Neste Natal, D. Manuel Martins voltou a mostrar que não está cego, nem surdo,
nem mudo. Declarou, a vários órgãos de comunicação social, que os actuais
governantes não estão à altura do momento. Constituem um executivo mal
alinhavado. O resultado está à vista: grande parte da população foi lançada no
escuro do desespero e vive dominada por mil ditaduras. Tem medo de hoje e de
amanhã, de perder o trabalho, de não poder resolver os seus problemas e de ter
de deixar a sua casa. Sente-se no fundo de um poço e sem dinheiro para a corda
que a puxe para cima.
Este bispo não isolou a desorientação caseira
do sistema predominante no Ocidente, “uma espécie de religião fundamentalista
seguida pelos poderosos que passam a vida ajoelhados diante do lucro e do
dinheiro” esperando alargar, cada vez mais, a sua dominação financeira, sem
olhar para o que poderia ser o verdadeiro interesse público.

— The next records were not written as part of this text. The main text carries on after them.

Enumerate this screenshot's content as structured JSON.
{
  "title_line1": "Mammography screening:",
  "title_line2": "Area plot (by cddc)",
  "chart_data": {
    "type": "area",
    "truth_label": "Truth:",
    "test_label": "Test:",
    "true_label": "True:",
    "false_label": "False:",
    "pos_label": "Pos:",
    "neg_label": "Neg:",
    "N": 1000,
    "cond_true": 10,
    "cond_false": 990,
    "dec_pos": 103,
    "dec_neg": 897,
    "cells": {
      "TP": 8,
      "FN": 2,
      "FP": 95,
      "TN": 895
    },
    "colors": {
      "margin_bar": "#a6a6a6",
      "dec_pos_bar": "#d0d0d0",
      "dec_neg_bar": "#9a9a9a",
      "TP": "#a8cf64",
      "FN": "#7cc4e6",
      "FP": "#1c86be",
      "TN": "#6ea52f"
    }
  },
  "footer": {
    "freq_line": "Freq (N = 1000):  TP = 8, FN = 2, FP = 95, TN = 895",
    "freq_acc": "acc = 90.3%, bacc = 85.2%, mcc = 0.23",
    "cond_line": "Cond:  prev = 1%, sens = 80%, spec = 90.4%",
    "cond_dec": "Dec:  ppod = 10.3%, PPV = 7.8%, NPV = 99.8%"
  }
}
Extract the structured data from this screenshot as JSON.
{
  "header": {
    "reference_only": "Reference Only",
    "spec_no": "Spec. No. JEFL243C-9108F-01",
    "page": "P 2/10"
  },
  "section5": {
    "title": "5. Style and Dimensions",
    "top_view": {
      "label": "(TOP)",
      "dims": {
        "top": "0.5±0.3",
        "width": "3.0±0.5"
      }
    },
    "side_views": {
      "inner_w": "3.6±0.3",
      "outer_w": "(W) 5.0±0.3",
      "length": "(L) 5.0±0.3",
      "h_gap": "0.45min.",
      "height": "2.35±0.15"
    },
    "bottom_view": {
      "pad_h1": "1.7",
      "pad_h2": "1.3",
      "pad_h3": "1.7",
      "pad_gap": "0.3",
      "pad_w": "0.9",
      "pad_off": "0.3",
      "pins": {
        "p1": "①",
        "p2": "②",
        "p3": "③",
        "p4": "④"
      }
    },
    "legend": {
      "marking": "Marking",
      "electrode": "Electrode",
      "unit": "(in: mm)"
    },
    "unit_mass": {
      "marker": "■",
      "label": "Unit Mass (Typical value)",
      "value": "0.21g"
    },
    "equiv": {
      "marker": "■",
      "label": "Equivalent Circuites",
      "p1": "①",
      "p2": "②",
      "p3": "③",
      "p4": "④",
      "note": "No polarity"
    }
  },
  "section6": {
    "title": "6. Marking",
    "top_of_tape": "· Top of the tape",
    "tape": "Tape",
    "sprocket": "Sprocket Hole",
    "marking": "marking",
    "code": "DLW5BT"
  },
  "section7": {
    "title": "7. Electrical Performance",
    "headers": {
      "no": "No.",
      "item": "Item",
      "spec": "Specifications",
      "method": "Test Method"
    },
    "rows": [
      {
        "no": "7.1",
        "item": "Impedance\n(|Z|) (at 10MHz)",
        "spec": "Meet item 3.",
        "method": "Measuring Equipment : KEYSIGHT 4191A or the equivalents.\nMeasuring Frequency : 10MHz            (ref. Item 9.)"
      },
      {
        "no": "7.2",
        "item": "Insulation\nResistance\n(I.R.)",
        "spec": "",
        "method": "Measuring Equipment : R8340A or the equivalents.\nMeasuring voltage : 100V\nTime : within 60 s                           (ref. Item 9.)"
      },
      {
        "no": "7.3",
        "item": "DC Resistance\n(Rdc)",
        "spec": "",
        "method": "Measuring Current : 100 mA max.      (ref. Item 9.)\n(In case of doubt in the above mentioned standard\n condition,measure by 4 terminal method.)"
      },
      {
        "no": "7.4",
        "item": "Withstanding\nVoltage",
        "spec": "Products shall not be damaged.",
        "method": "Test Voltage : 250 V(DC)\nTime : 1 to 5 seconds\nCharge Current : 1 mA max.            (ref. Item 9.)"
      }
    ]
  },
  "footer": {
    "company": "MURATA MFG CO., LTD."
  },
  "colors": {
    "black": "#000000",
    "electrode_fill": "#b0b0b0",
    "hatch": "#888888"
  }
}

Nessas declarações, a Igreja Católica também
não foi poupada: anda atrasada e, em Portugal, está a falhar metade da sua
missão.
Nenhum católico está obrigado a concordar nem
com o diagnóstico, nem com a terapêutica que D. Manuel Martins propõe para
sairmos do buraco que, dia a dia, se apresenta mais fundo. Como poderia ele, no
seu retiro de bispo aposentado, virar as costas ao clamor da “miséria imerecida”
do povo português?
2.
Começam, agora, as dificuldades para responder ao título desta crónica. Hoje, só
um ignorante se atreveria a negar a existência histórica de Jesus de Nazaré. Só
alguém muito inconsciente pode dizer que sabe não só por que lhe chamaram, e
continuam a chamar, Cristo, Messias, Filho de Deus, Filho do Homem, mas,
sobretudo, o que é que verdadeiramente isso significa de vital para o nosso
dia-a-dia.
São muitos os testemunhos escritos que as
primeiras comunidades de discípulas e discípulos de Cristo nos deixaram. Lendo,
relendo e estudando-os, a impressão que nunca me abandona é esta: Jesus não cabe
nos textos do Novo Testamento, nem nas fórmulas dogmáticas e cristologias
elaboradas, ao longo de dois mil anos. Falam sempre de alguém que lhes escapa.
Todas as narrativas e todo o jogo de títulos, disponíveis e imagináveis, que lhe
são atribuídos, são sempre roupa muito curta para o vestir. Dá-me sempre vontade
de rir quando me perguntam: mas ele era Deus? Respondo sempre, da forma mais
ortodoxa: verdadeiro Deus e verdadeiro Homem. Fico aflito quando as pessoas
sossegam com a resposta. Ninguém conhece o mistério absoluto que Deus é, nem o
mistério que o ser humano é para si mesmo. A intervenção de Jesus não desfez o
mistério, revelou a sua insondável profundidade.
3.
Nos Actos dos Apóstolos, Pedro, chamado a explicar-se porque teimava em actuar
em nome de Jesus Cristo Nazareno, teve uma resposta atrevida: “porque não há sob
o Céu outro nome, dado aos seres humanos, pelo qual devemos ser salvos” (Act. 4,
12). Isto parece uma apologética barata e de mentalidade exclusivista: a verdade
e o bem são propriedade nossa e só nossa. Se assim fosse, estaríamos no mercado
da concorrência das religiões.
Nada disto tem a ver com o que, de facto, se
passou com Jesus e por que motivo uma estranha coligação – dos chefes das nações
pagãs e dos povos de Israel -, o levou à cruz.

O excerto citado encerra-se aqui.